The leadership of the United Nations-authorized No-Fly Zone over Libya will pass from the US to the 28 nations of NATO, after an agreement was hammered out with skeptics such as Turkey and Germany. Since the US is part of NATO, it will still be involved in the effort, but the leadership will be NATO as a whole.
Aljazeera English reports on the continued UN air mission:
In the meantime, signs are emerging that isolated pro-Qaddafi forces may be seeking negotiations with the Benghazi-based liberation movement. Politics in tribal societies is often fluid and fast-changing rather than institutionalized and rigid, which is why descriptions of the conflict in Libya as a concrete struggle between well-defined groups is an error. The million-strong Warfalla tribe appears to have flipped allegiance twice already in the past month and could easily do so again. The tendency to quick switches in allegiance also make it less important that the rebels have so few trained troops. My guess is that people-power will be decisive in most cities if Qaddafi’s tank brigades can be neutralized– i.e. the rebels may not make many conventional conquests.

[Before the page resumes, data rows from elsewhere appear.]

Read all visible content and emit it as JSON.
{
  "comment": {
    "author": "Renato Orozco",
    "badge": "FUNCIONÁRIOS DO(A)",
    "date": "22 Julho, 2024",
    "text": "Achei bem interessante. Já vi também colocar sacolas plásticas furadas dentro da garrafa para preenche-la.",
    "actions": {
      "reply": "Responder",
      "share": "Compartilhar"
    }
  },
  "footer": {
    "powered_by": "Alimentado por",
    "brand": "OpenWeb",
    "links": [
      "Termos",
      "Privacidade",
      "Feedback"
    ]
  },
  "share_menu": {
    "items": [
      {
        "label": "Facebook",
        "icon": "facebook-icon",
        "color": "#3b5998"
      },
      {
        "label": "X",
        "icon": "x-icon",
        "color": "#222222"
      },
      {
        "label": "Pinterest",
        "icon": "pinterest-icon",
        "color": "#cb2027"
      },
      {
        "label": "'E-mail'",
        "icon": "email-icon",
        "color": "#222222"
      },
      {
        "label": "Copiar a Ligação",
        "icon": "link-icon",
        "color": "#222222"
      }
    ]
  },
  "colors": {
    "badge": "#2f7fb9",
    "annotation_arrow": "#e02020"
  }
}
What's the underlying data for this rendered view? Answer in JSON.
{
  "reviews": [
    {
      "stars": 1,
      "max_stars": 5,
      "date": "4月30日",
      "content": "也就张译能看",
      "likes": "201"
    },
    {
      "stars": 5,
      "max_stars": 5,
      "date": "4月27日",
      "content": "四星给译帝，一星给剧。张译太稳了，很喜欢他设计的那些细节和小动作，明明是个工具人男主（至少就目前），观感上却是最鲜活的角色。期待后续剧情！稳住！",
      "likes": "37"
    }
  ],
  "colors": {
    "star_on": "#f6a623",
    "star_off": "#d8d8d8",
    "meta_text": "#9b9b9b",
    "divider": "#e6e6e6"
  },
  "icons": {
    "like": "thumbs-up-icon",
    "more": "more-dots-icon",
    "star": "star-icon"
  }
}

NATO is buttressed by the Arab League with regard to the UN-authorized No Fly Zone. The United Arab Emirates has now committed 12 fighter-jets to doing patrols, joining Qatar, which has pledged to begin flying missions this weekend. The French insist that the No-Fly Zone will be a relatively short-lived affair, measured in weeks rather than months.
Beneath the level of the No-Fly Zone is the further directive from the UN Security Council that civilians be protected from attack. This effort requires occasional bombardment of aggressive pro-Qaddafi armored and artillery units making a drive on rebel cities, as with France’s destruction of the tank brigade heading for Benghazi last Sunday. NATO will not direct this task, since Turkey and Germany think it goes too far in the way of intervention, so a sub-NATO UN alliance will pursue it, probably led by France.
The “No-Drive Zone” policy pursued by France, Britain and the United States is already bearing fruit on the ground. There were three major aggressive campaigns being waged by the Qaddafi forces as the UN allies began intervening– Zintan in the southwest, Misrata just to the east of Tripoli on the coast, and Ajdabiya in the east, south of rebel HQ Benghazi. Two of them ceased on Thursday, forestalling further massacre of civilians in these major population centers and allowing supporters of the liberation movement to come out of hiding. Ajdabiya remained an arena of contest, but the liberation movement now controls most of th is oil city and there were reports of negotiations.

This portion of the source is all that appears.